In a counterpoint op-ed, also published in The Arizona Republic, Brophy mother Donna Walkosz called the school’s vaccine policy unfair, unpopular and coercive, and objected in particular to a rule that unvaccinated students could not attend overnight field trips. “Why mandate vaccines among young, healthy boys?” she asked. “We parents simply have the best interests of our sons at heart. We should make medical decisions for our children.”
To date, nearly 85 percent of the Brophy community, including students, teachers and staff, has been vaccinated, school officials report. For those who choose not to get vaccinated, the school has added free on-site testing.

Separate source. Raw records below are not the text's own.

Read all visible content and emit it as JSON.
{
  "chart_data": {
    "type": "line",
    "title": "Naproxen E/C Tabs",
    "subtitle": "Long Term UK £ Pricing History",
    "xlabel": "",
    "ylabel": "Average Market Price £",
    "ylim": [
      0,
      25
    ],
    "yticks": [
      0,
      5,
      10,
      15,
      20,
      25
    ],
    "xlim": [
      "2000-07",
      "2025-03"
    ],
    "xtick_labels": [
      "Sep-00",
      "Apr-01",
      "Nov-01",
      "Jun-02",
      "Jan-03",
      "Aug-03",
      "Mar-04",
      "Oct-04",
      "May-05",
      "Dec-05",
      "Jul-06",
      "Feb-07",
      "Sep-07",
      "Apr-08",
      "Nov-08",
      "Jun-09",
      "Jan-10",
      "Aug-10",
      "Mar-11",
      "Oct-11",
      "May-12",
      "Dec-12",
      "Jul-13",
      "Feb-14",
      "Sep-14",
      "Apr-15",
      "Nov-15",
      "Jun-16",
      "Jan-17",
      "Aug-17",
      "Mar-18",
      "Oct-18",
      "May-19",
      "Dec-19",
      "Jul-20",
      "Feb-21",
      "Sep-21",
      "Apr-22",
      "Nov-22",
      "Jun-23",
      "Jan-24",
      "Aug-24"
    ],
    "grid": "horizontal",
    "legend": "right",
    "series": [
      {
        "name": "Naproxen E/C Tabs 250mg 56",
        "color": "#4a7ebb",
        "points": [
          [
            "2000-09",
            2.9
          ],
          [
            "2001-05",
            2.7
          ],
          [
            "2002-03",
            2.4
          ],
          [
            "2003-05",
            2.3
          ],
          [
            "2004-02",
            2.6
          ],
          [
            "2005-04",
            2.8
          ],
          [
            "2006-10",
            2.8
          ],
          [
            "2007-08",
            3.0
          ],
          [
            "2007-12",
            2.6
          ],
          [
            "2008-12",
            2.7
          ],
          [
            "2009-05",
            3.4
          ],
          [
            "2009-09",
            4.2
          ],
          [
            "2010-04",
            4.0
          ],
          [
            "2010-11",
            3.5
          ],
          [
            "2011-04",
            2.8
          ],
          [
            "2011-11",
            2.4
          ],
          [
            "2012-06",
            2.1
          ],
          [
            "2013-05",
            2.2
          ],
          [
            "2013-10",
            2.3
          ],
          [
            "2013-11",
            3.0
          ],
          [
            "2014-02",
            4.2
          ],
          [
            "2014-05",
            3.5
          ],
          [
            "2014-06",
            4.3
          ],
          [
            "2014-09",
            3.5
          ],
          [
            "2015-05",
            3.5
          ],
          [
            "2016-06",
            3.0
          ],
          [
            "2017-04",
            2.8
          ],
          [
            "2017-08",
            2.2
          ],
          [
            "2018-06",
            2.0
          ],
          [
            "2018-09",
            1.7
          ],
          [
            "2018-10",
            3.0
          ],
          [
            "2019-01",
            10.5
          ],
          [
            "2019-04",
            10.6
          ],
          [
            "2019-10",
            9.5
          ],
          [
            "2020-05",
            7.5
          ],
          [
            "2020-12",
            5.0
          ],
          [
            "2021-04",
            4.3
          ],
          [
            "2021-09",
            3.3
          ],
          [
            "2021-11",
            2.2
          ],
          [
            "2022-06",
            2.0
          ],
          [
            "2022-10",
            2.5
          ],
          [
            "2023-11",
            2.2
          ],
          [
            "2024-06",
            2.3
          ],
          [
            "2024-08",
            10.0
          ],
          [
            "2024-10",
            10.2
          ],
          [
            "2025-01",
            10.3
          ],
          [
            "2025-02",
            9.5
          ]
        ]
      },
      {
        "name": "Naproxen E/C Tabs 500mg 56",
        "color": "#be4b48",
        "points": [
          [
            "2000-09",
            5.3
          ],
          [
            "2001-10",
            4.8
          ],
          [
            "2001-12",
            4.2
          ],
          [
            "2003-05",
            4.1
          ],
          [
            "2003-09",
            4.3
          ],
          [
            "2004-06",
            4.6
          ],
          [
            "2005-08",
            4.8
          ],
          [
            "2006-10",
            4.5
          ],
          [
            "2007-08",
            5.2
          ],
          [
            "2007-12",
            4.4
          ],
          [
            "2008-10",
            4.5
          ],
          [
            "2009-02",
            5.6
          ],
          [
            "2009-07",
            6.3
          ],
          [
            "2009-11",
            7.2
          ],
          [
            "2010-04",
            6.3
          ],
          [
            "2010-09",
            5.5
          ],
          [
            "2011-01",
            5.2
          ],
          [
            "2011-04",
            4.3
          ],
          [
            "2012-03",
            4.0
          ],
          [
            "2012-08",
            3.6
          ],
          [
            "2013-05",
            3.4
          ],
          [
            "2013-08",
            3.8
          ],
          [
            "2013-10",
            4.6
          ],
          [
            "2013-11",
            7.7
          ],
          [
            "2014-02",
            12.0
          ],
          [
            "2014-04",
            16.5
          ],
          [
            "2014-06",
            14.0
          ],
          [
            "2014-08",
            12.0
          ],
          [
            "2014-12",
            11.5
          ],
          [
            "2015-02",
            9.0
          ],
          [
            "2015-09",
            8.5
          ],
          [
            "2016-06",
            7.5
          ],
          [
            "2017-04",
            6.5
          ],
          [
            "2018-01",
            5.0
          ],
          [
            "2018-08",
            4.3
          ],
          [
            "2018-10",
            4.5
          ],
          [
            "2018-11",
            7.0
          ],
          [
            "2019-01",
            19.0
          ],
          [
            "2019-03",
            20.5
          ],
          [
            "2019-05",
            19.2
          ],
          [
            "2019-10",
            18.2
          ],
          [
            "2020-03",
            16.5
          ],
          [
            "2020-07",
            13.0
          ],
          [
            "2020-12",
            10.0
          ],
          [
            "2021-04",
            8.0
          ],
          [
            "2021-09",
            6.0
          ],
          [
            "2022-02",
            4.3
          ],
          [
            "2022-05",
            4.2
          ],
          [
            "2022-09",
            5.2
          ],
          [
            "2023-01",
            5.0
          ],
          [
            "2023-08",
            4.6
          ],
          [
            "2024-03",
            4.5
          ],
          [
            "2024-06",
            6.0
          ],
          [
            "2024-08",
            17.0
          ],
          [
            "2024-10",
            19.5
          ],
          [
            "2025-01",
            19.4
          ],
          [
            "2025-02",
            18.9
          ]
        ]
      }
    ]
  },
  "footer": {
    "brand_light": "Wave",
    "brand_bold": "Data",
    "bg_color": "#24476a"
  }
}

To date, nearly 85 percent of the Brophy community, including students, teachers and staff, has been vaccinated, school officials report.
According to school officials, out of 1,324 high schoolers, just 15 students have withdrawn from Brophy because of the vaccine and testing mandate.
Still, not every Jesuit institution around the country has made the same choice. Like other Catholic high schools around the country, most merely encouraged students to get vaccinated. At least one other Jesuit high school, Cristo Rey in Baltimore, similarly issued a vaccine mandate for students.
“I think everyone’s context is different,” Mr. Ryan said. “I have no illusions…that we got it right or that we have the answer. It’s the answer that I think makes most sense for us.” Mr. Ryan said it helps to remind himself that the overwhelming number of parents have been supportive of the policies. And students, he said, are just happy to be back in the classroom.
In the op-ed written at the height of the controversy, he noted that Pope Francis, a Jesuit himself, had described getting vaccinated as an “act of love.”
“Getting vaccinated is a simple yet profound way to care for one another, especially the most vulnerable,” Pope Francis has said.
“It’s the balance between rights and responsibilities,” Mr. Ryan said. “Yes, we have rights as individuals, but we also have a responsibility to the community of which we’re a part. And we take that pretty seriously.”